Kathleen Wright is out to make that change. Wright, the founder of four-year-old Piece & Co., connects global artisans with brands — from Tory Burch to Diane von Furstenberg — to help them find sustainably sourced textiles that won’t break the bank or the ozone layer.
“The industry is made of people who love what they do and they don’t want to do any harm,” she said on this week’s episode of the Glossy Podcast.
Edited highlights below.
Sustainability is cool
Wright said she has had what she calls a “front row seat” to industry change. While most sustainability initiatives in the past had been relegated to obvious, easy things — like non-toxic dyes or recycling bins placed inside stores — she said people were also just bored when she would pitch them on the idea of sourcing from local textile-makers across the world. “There’s finally enough power on that side of the table,” she said. “And brands are less scared to do a little something good.
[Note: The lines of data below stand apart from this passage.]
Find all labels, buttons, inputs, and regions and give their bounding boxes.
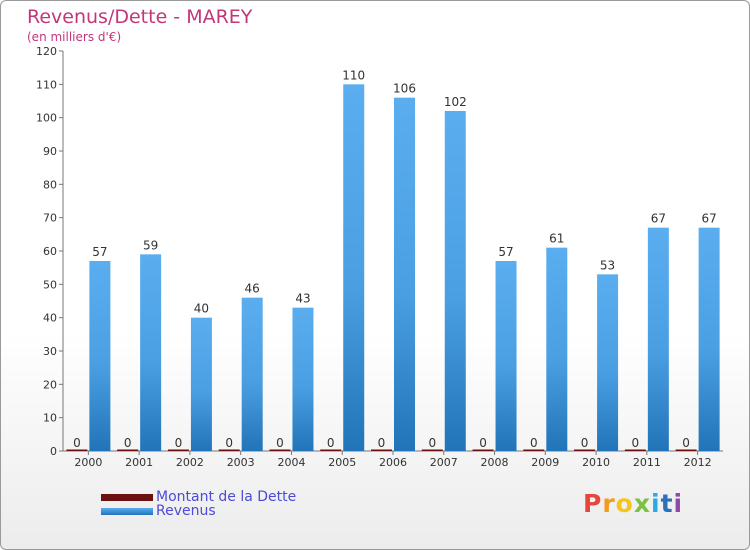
data-label-revenus: 106 <box>393 82 416 96</box>
bar-dette <box>371 449 392 451</box>
x-tick-label: 2001 <box>125 456 153 469</box>
data-label-dette: 0 <box>175 436 183 450</box>
data-label-revenus: 46 <box>245 282 260 296</box>
data-label-dette: 0 <box>225 436 233 450</box>
bar-dette <box>66 449 88 451</box>
data-label-dette: 0 <box>632 436 640 450</box>
bar-revenus <box>546 247 568 451</box>
bar-dette <box>574 449 596 451</box>
bar-revenus <box>140 254 162 451</box>
bar-revenus <box>444 111 466 451</box>
logo-letter: P <box>583 489 603 518</box>
x-tick-label: 2012 <box>684 456 712 469</box>
data-label-dette: 0 <box>479 436 487 450</box>
bar-revenus <box>597 274 619 451</box>
chart-title: Revenus/Dette - MAREY <box>27 6 253 28</box>
y-tick-label: 40 <box>43 312 57 325</box>
data-label-revenus: 67 <box>701 212 716 226</box>
data-label-dette: 0 <box>327 436 335 450</box>
bar-revenus <box>241 297 263 451</box>
data-label-dette: 0 <box>378 436 386 450</box>
bar-dette <box>218 449 240 451</box>
x-tick-label: 2004 <box>277 456 305 469</box>
logo-letter: i <box>651 489 661 518</box>
data-label-revenus: 57 <box>498 245 513 259</box>
bar-revenus <box>89 261 111 451</box>
chart-subtitle: (en milliers d'€) <box>27 30 122 44</box>
legend-swatch-revenus <box>101 507 153 515</box>
bar-revenus <box>495 261 517 451</box>
data-label-revenus: 67 <box>651 212 666 226</box>
bar-dette <box>421 449 443 451</box>
logo-letter: r <box>602 489 616 518</box>
data-label-dette: 0 <box>73 436 81 450</box>
legend-swatch-dette <box>101 493 153 501</box>
y-tick-label: 100 <box>36 112 57 125</box>
data-label-revenus: 53 <box>600 258 615 272</box>
x-tick-label: 2011 <box>633 456 661 469</box>
bar-dette <box>472 449 494 451</box>
bar-dette <box>167 449 189 451</box>
x-tick-label: 2005 <box>328 456 356 469</box>
y-tick-label: 10 <box>43 412 57 425</box>
legend-item-dette: Montant de la Dette <box>101 489 296 505</box>
x-tick-label: 2000 <box>74 456 102 469</box>
x-tick-label: 2010 <box>582 456 610 469</box>
bar-revenus <box>647 227 669 451</box>
y-tick-label: 0 <box>50 445 57 458</box>
legend-label-revenus: Revenus <box>156 503 216 519</box>
y-tick-label: 80 <box>43 178 57 191</box>
y-tick-label: 120 <box>36 45 57 58</box>
logo-letter: i <box>673 489 684 518</box>
data-label-revenus: 102 <box>444 95 467 109</box>
bar-revenus <box>394 97 415 452</box>
y-tick-label: 90 <box>43 145 57 158</box>
logo-letter: o <box>615 489 634 518</box>
x-tick-label: 2009 <box>531 456 559 469</box>
data-label-dette: 0 <box>530 436 538 450</box>
data-label-dette: 0 <box>124 436 132 450</box>
data-label-dette: 0 <box>276 436 284 450</box>
bar-revenus <box>698 227 720 451</box>
data-label-revenus: 59 <box>143 238 158 252</box>
bar-dette <box>675 449 697 451</box>
bar-revenus <box>292 307 314 451</box>
data-label-revenus: 110 <box>342 68 365 82</box>
y-tick-label: 20 <box>43 378 57 391</box>
y-tick-label: 30 <box>43 345 57 358</box>
proxiti-logo: Proxiti <box>583 489 683 518</box>
y-tick-label: 110 <box>36 78 57 91</box>
y-tick-label: 70 <box>43 212 57 225</box>
bar-dette <box>269 449 291 451</box>
x-tick-label: 2003 <box>227 456 255 469</box>
bar-revenus <box>343 84 365 451</box>
bar-revenus <box>190 317 212 451</box>
data-label-dette: 0 <box>682 436 690 450</box>
data-label-dette: 0 <box>581 436 589 450</box>
bar-dette <box>117 449 139 451</box>
x-tick-label: 2008 <box>481 456 509 469</box>
data-label-revenus: 57 <box>92 245 107 259</box>
data-label-revenus: 61 <box>549 232 564 246</box>
logo-letter: t <box>660 489 674 518</box>
x-tick-label: 2002 <box>176 456 204 469</box>
y-tick-label: 50 <box>43 278 57 291</box>
bar-dette <box>320 449 342 451</box>
x-tick-label: 2007 <box>430 456 458 469</box>
legend-item-revenus: Revenus <box>101 503 216 519</box>
bar-dette <box>624 449 646 451</box>
y-tick-label: 60 <box>43 245 57 258</box>
bar-dette <box>523 449 545 451</box>
data-label-revenus: 43 <box>295 292 310 306</box>
data-label-dette: 0 <box>428 436 436 450</box>
data-label-revenus: 40 <box>194 302 209 316</box>
x-tick-label: 2006 <box>379 456 407 469</box>
logo-letter: x <box>633 489 651 518</box>
legend-label-dette: Montant de la Dette <box>156 489 297 505</box>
Four years ago they didn’t want to do anything positive because they felt it would call into question everything they did.”
Supply chain change is getting sexier
A few years ago, there was a huge growth in so-called social brands, like Everlane or Toms, whose entire mission was “to do good” and whose entire brands were rooted in either sustainable, charitable or transparent practices. “People used to think about sustainability in terms of brands,” said Wright. “But what do we do if we can’t redo our entire brand? If you’re J. Crew or Tory Burch you can’t rebrand as a sustainable brand. You don’t want to. So you can show you’re making positive change in your supply chain.”
Fast fashion, sustainability or profit: Pick two
Wright doesn’t “personally support” fast fashion but says the bigger issue is that “you can never un-know.” The damaging footprints of brands like Zara and H&M are well documented. But even though these companies have made an effort to try to be more sustainable, there is really only one way: “Wouldn’t it be a dream if they stood up and said, ‘we are going to do one less delivery this year, we’re putting too many clothes out there, and we’re going to take a profit cut?’,” she said. “The race to the bottom in my opinion is very real.”